Anfang 2016 soll ein neu zu schaffendes Bundesrechenzentrum (BRZ) unter der Zuständigkeit des BMF (Bundesministerium der Finanzen) seinen Dienst aufnehmen. Wie der Behörden Spiegel in seiner morgen erscheinenden Mai-Ausgabe berichtet, will der Bund seine IT nun in mehreren Phasen und sechs Teilprojekten zusammenlegen. Im ersten Schritt sollen die IT-Dienstleister des Bundesministeriums der Finanzen (ZIVIT), des Bundesministeriums des Innern (BIT) und des Bundesministeriums für Verkehr und digitale Infrastruktur (DLZ-IT) zum BRZ fusionieren.

Laut der Ist-Erfassung der Bundesregierung von 2013 unterhält die Bundesverwaltung – ohne den Bereich des BMVg – 445 Referate, die IT-Aufgaben wahrnehmen, davon 177 ausschließlich. Sie betreuen insgesamt 230 000 Arbeitsplatzsysteme für 187 000 Mitarbeiter, außerdem 24 000 Server in 1212 Serverräumen oder Rechenzentren. 132 der RZs besitzen 30 und mehr Server. Dabei werden etwa zwei Drittel des Beschaffungsvolumens nicht über ressortübergreifende Rahmenverträge abgewickelt.

Bereits seit 2013 übt der Haushaltsausschuss Druck auf die Bundesregierung auf, die 2007 grundsätzlich beschlossene Zusammenführung der Bundes-IT, das sogenannte CIO-Konzept, umzusetzen. Nun soll das Kabinett den “Bericht der Bundesregierung an den Haushaltsausschuss zur IT-Konsolidierung Bund" am 20. Mai verabschieden und am 31. Mai dem Haushaltsausschuss vorlegen. Den ersten Termin am 28. Februar hatte die Regierung nicht eingehalten. Grund waren Zwistigkeiten zwischen den Ressorts.

Von Beginn an hatte das BMI (Bundesministerium des Innern) hoch gepokert und die Zusammenlegung aller Rechenzentren des Bundes unter seiner Ägide gefordert. Allerdings haben einige Ministerien weitaus größere IT-Installationen, etwa das BMVg (Bundesministerium der Verteidigung).
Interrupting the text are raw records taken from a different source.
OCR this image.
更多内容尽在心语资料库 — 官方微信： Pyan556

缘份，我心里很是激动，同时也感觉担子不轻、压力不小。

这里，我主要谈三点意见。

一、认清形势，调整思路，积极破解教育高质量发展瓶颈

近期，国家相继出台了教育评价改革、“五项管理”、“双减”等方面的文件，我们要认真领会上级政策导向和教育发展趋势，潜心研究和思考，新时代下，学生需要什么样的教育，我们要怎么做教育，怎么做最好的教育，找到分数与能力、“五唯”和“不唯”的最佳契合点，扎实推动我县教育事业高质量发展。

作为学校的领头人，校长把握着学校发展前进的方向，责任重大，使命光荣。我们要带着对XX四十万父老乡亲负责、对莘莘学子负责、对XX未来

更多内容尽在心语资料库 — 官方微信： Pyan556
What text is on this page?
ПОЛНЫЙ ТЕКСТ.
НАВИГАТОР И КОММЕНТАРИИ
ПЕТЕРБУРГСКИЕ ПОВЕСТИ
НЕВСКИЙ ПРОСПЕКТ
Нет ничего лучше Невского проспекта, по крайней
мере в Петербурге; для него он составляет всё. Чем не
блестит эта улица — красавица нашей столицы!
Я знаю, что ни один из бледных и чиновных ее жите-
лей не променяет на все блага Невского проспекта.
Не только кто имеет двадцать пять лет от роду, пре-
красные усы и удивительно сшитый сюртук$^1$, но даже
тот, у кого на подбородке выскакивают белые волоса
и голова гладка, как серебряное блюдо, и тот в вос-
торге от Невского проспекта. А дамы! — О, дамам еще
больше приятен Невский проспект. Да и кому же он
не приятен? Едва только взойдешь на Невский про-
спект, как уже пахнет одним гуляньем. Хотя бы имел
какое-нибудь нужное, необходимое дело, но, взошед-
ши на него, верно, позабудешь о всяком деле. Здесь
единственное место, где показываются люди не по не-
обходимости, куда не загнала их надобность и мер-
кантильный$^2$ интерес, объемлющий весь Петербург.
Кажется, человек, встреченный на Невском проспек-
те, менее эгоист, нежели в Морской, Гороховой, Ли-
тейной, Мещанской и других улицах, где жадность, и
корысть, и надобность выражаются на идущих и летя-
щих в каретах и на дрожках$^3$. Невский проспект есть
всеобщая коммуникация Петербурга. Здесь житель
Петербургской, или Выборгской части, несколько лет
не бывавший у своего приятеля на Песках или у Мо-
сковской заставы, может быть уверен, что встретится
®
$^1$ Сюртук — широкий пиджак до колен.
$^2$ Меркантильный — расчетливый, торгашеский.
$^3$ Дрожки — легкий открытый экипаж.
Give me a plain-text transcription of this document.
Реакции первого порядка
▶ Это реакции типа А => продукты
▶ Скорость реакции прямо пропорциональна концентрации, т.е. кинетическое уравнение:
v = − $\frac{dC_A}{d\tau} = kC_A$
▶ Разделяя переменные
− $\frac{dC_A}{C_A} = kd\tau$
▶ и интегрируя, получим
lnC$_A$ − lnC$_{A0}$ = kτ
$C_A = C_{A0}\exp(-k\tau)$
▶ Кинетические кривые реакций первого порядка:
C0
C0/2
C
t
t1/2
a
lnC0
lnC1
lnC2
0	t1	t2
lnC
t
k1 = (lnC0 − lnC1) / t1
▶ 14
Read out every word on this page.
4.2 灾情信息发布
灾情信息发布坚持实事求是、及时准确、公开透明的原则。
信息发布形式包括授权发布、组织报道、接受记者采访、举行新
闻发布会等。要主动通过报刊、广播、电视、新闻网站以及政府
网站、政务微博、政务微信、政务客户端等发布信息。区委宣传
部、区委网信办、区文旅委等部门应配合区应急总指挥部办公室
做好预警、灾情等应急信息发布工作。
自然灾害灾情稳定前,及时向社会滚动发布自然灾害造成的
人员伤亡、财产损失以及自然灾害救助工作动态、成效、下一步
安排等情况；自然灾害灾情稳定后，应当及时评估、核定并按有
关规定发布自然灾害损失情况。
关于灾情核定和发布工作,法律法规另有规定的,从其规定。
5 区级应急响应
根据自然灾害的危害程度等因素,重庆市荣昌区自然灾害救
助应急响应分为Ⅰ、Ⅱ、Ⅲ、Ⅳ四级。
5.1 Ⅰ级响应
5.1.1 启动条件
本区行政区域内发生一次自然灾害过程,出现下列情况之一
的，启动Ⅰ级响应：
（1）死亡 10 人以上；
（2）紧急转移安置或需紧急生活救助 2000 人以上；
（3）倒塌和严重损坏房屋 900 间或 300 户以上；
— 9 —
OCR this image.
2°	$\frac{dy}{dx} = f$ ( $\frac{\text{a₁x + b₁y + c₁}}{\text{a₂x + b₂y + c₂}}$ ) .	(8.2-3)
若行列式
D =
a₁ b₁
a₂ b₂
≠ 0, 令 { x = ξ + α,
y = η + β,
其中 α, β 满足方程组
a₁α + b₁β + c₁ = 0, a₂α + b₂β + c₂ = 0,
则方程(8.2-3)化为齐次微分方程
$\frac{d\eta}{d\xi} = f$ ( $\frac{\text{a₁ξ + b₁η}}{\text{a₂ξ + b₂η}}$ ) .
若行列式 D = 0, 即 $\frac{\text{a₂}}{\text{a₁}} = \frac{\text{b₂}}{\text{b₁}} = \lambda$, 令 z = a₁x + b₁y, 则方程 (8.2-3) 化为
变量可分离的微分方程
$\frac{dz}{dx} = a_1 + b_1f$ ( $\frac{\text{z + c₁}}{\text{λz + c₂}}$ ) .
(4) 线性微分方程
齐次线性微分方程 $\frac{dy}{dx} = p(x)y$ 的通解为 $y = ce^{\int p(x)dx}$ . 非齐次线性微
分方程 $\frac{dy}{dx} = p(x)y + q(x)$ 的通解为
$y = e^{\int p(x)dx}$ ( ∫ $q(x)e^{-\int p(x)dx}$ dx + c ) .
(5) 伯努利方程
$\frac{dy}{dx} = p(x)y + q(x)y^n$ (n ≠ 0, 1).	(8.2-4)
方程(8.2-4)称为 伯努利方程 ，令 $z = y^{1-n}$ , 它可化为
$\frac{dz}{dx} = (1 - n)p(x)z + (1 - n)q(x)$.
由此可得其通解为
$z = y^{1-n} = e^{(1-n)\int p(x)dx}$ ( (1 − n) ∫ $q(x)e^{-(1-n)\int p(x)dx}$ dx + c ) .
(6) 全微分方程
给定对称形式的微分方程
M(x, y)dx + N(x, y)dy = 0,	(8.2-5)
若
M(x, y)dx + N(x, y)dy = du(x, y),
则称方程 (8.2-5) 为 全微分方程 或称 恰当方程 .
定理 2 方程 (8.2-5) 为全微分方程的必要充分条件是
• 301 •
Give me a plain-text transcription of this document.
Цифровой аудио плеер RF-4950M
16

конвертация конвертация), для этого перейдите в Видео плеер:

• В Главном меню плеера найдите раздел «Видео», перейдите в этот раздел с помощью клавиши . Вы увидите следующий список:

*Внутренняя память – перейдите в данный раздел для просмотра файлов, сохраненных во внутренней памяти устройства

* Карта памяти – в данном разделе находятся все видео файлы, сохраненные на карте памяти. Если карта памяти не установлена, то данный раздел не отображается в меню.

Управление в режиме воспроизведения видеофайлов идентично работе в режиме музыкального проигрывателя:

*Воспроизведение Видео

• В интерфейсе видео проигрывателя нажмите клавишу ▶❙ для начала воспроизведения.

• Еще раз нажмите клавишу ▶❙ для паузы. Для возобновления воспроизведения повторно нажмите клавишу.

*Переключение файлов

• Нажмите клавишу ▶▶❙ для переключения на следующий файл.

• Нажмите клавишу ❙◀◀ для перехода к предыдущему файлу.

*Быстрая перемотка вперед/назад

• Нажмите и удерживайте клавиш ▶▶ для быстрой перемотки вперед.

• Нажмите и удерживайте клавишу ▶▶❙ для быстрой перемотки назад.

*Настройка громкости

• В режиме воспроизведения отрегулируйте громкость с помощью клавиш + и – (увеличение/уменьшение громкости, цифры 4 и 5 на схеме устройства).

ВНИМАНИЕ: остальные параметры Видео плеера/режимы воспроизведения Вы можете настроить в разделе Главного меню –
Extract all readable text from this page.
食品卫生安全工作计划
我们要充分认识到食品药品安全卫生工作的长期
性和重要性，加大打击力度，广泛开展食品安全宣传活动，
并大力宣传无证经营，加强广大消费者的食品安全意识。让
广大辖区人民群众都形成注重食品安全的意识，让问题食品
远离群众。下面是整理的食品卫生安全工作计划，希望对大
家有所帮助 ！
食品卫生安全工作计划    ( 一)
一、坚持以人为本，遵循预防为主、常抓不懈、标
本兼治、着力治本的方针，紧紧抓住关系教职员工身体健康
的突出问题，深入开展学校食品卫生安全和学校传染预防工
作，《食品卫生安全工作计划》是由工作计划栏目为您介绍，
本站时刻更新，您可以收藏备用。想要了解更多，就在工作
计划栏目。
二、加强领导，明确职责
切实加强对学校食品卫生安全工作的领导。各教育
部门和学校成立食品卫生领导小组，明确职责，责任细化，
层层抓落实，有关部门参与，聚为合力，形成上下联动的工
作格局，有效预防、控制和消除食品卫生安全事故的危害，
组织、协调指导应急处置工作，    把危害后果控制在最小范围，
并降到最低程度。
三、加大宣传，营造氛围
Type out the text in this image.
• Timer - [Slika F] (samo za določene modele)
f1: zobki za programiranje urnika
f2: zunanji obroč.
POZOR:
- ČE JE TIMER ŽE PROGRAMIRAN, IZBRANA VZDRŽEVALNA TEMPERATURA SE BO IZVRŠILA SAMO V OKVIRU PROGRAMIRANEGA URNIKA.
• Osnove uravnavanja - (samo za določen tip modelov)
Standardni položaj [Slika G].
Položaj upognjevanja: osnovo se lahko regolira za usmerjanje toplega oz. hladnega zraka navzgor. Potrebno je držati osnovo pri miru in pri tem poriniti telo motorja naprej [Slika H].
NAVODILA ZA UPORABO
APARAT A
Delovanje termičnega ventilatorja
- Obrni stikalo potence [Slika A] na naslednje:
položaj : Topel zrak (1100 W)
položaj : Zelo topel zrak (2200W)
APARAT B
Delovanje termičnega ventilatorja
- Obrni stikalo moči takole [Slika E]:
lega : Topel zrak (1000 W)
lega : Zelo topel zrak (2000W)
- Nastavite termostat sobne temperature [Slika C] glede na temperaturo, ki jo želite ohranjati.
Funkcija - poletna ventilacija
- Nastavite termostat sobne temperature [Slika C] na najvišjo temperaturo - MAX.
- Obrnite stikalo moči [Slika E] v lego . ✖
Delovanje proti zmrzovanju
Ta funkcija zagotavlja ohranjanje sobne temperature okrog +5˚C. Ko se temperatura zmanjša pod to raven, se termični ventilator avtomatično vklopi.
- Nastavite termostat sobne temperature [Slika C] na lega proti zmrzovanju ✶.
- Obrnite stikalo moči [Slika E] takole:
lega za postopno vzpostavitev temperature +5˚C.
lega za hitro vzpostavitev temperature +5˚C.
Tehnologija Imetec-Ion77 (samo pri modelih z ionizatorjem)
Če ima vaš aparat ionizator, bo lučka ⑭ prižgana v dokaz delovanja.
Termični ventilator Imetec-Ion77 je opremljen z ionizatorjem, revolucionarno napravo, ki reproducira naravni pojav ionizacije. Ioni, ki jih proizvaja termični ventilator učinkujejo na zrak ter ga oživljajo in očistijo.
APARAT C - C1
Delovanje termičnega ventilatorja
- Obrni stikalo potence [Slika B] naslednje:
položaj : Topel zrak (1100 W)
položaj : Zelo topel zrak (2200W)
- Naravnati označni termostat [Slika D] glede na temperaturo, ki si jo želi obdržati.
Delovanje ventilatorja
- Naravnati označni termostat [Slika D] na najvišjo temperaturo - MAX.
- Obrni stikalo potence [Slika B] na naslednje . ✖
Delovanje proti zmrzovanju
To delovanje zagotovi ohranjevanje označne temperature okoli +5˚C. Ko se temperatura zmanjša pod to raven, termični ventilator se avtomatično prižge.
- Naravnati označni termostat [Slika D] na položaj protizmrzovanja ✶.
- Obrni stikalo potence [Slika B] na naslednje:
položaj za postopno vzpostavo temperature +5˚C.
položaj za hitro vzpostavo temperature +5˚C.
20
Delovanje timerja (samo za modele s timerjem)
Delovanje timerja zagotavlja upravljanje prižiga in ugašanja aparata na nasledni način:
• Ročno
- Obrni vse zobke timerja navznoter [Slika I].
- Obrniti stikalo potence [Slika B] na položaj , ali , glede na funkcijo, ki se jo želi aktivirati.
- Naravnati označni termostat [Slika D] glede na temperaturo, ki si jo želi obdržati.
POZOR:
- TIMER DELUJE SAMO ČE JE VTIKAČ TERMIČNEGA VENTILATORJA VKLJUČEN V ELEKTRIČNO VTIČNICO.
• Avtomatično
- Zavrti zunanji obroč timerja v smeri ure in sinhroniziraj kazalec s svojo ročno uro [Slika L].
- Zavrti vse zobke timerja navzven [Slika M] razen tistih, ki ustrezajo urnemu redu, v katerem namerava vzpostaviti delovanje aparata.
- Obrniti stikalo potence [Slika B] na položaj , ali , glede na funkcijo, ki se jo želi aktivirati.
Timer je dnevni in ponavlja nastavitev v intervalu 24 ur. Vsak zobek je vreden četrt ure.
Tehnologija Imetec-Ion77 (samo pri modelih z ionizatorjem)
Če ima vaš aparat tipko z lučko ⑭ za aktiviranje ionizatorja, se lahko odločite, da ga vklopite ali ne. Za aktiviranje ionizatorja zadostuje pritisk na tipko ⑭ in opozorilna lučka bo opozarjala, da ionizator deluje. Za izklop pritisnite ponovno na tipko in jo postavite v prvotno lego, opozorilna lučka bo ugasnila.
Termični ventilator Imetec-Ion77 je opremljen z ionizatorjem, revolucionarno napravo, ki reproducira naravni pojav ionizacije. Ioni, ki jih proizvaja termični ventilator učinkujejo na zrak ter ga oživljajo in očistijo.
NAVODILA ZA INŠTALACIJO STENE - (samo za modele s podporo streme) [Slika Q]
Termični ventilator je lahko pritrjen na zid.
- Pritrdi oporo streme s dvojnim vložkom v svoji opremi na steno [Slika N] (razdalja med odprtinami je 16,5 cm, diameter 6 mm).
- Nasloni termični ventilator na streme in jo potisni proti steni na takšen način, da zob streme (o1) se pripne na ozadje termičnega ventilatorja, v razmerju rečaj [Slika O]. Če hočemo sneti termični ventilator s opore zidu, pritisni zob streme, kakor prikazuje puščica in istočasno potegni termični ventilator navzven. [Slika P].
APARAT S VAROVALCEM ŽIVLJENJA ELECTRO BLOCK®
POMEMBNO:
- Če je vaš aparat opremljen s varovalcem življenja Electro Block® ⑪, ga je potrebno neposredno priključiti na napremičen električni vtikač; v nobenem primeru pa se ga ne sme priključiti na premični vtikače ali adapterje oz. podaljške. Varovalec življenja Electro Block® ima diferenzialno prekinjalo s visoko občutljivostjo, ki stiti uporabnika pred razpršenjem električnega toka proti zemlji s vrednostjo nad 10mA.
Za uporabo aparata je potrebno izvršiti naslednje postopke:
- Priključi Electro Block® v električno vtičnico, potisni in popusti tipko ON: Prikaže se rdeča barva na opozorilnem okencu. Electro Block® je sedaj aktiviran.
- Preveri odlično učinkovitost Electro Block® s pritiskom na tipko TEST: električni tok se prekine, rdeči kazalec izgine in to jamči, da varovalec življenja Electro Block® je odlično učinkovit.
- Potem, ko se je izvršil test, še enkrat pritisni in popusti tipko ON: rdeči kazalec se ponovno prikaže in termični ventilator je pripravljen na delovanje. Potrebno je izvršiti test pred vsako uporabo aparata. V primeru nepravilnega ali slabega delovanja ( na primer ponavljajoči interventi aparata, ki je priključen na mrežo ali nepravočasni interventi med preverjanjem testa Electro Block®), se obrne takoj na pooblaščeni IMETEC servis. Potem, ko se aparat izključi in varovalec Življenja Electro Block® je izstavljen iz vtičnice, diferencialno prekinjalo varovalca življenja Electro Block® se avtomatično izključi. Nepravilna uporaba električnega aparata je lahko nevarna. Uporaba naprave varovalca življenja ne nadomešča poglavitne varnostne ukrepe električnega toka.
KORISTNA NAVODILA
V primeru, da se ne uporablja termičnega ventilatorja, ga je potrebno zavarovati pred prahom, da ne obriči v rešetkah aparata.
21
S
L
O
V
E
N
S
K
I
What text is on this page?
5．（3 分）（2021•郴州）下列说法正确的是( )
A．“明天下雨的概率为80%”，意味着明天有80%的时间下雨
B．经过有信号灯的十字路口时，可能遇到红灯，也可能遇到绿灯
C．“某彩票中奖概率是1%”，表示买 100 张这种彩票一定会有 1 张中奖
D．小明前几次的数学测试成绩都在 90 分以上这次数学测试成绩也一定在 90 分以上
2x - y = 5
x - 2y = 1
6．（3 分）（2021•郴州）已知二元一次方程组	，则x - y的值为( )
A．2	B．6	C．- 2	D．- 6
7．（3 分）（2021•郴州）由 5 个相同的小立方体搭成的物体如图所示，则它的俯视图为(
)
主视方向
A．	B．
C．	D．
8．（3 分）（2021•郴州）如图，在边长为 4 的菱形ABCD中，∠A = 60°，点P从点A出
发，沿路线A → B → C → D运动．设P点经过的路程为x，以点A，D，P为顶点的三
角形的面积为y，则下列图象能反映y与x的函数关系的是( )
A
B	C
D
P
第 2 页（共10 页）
Ebenfalls zur Wehr gesetzt hatten sich die IT-mäßig kleineren Häuser, die sogenannten “sechs Zwerge” und die hauseigene Polizei-IT.

Der jetzige Entwurf nimmt das BMVg, das Auswärtige Amt, die Bundesagentur für Arbeit und die Deutsche Rentenversicherung von der Konsolidierung aus. Ausnahmeregelungen gelten auch für die Einsatz-IT der Polizei, die Forschung, die Nachrichtendienste und für Fachanwendungen, deren Überführung unwirtschaftlich oder technisch nicht möglich ist.

Allerdings ist noch einiges unklar, darunter die Rechtsform des neuen BRZ, die Finanzausstattung beziehungsweise die Finanzierung der Konsolidierung und die Umverteilung der IT-Etats sowie die Zuständigkeit für künftige Beschaffungen. Zumindest hier möchte sich das BMI mit seinem Beschaffungsamt noch den Hut aufsetzen.

Ein weiterer Kritikpunkt am derzeitigen Konzept ist, dass es zu wenig zwischen Massen- und Fachanwendungen unterscheide, zu sehr auf Größe und zu wenig auf Agilität setze. Kritiker fordern dagegen eine “IT der zwei Geschwindigkeiten”, die Ressorts für ihre Fachanwendungen Spielräume lasse, um schnell auf technische und gesellschaftliche Veränderungen reagieren zu können. Auch scheint die Empfehlung, die der ehemalige stellvertretende IT-Direktor im Cabinett Office von Großbritannien, David Cotterill, auf dem Kongress "Effizienter Staat" aussprach, kein Gehör zu finden: “No more Big IT”. (sun)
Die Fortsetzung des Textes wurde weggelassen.